This review article by Nazki et al (2014) examined the evidence currently available on folate, methylation and genetic polymorphisms. It lists the main functional polymorphisms of the MTHFR gene to be C677T, A1298C, with other reported polymorphisms known for genes T1059C, T1317C and G1793A. In regards to the C677T mutation, the heterozygous C677T mutation functions at 65% activity, with homozygous 677TT just 35% activity when compared with the normal homozygous variant (C677C). The review also examines folate gene polymorphisms in relation to disease states, with cancer a predominant focus.
Breast cancer has been extensively studied in regards to MTHFR polymorphisms, with results still inconsistent. Many studies did report the interactive effect between folate intake and the methylation related genes on breast cancer, with it shown to be a factor for breast cancer risk. Individuals with the 677TT polymorphism showing adequate levels of methylation via high folate intake actually showed modest reductions in colorectal cancer risk when compared to those with the wild type C677C genotype. However, this risk was increased if methylation (and hence folate) levels were low. Other research suggests both 677CT and 677TT polymorphisms both modestly increased colorectal cancer risk. Studies examining the relationship between MTHFR C677T, T677T + Acute Lymphoblastic Leukemia are plentiful but contradictory, with results mainly showing either no significant relationship found, or a decreased susceptibility to ALL with either polymorphisms. The majority of studies completed on Chinese, Italian and Mexican populations found the MTHFR 677TT mutation to be a strong risk factor for gastric cancer.
In relation to other pathologies, numerous studies show the relationship between high maternal homocysteine and the increased risk of Neural Tube Defect development in their offspring, with two Brazilian studies presenting conflicting results.
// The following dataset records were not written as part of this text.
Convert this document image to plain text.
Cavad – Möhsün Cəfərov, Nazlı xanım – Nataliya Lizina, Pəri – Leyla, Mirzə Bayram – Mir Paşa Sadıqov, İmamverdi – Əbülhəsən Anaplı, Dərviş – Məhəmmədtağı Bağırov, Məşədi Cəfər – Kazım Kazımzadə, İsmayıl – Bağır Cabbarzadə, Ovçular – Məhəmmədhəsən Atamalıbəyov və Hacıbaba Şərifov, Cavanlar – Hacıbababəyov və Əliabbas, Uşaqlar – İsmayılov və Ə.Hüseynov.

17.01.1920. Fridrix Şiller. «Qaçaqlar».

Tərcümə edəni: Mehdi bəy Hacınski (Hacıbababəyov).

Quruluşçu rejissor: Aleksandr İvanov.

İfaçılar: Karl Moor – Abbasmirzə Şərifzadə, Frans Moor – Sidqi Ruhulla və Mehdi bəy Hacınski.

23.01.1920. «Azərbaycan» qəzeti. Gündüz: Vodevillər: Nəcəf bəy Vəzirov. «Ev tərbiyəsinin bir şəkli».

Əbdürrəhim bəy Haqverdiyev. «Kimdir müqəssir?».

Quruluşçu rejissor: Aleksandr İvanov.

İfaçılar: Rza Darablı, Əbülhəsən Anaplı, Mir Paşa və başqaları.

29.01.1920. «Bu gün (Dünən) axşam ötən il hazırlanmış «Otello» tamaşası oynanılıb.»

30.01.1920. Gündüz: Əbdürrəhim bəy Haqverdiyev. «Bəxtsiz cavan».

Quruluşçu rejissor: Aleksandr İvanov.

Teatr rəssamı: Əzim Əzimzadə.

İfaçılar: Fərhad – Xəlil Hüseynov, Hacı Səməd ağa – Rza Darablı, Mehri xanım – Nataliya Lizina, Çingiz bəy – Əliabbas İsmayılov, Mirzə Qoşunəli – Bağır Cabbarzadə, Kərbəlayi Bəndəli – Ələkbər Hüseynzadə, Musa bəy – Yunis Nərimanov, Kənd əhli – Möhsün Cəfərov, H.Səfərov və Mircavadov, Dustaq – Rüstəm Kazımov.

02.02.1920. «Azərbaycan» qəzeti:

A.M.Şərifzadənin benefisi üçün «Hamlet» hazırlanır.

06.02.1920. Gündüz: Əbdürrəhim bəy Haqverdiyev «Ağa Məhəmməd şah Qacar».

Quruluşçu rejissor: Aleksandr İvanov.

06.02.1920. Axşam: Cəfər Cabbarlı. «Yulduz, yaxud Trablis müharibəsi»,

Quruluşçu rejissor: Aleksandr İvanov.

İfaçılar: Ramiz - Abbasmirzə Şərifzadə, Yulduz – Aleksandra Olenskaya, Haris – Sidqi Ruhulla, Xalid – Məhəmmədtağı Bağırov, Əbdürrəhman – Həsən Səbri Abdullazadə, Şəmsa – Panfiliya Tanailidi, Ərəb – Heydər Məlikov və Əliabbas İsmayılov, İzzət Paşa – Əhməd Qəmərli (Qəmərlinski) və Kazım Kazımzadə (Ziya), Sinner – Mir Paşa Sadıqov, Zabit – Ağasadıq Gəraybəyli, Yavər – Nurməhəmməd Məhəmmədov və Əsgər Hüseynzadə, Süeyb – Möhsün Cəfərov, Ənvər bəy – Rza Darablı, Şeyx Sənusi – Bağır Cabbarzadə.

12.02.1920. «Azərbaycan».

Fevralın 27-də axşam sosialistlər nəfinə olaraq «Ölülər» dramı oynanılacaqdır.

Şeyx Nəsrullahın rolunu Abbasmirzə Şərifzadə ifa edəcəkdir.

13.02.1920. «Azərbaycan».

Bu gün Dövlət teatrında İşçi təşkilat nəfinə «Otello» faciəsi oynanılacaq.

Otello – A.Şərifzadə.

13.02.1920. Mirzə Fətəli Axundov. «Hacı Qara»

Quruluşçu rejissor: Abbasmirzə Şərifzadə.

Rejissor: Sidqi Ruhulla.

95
Furthering childhood disabilities, studies have shown links between the C677T mutation and an increased risk of Downs Syndrome in offspring. A Brazilian study linked increase maternal levels of homocystiene with increased risk of DS presentation in offspring. Overall, only the C677T allele was found to be associated with hyperhomocysteinemia. Links between folate/ B12 intake +MTHFR C677T mutations and depression have also been made, with one study conducted on 732 Korean subject finding depression was predicted by lower folate, B12 and high homocysteine.
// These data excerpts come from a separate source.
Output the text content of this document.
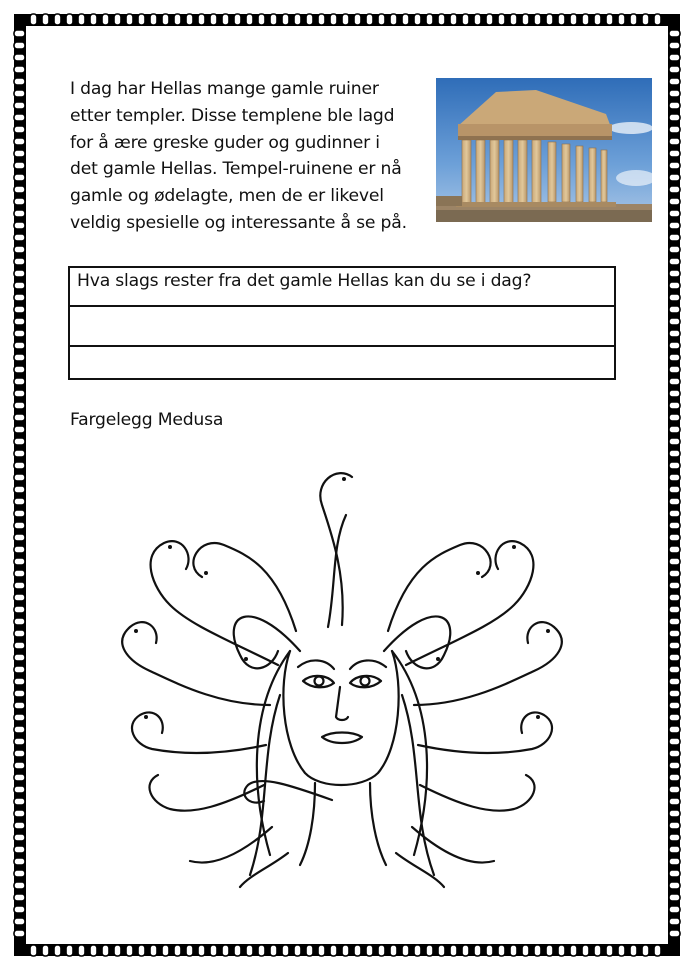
I dag har Hellas mange gamle ruiner
etter templer. Disse templene ble lagd
for å ære greske guder og gudinner i
det gamle Hellas. Tempel-ruinene er nå
gamle og ødelagte, men de er likevel
veldig spesielle og interessante å se på.
Hva slags rester fra det gamle Hellas kan du se i dag?
Fargelegg Medusa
Nazki et al (2014) concluded by stating the importance of folate for DNA synthesis and methylation, and the broad reaching effects this has in body. In accordance with the viewpoint that genes are influenced by our diet + environment, many studies are able to link a correlation with MTHFR or folate with a disease process or disability, but find it hard to pinpoint them as sole risk factors for a disease.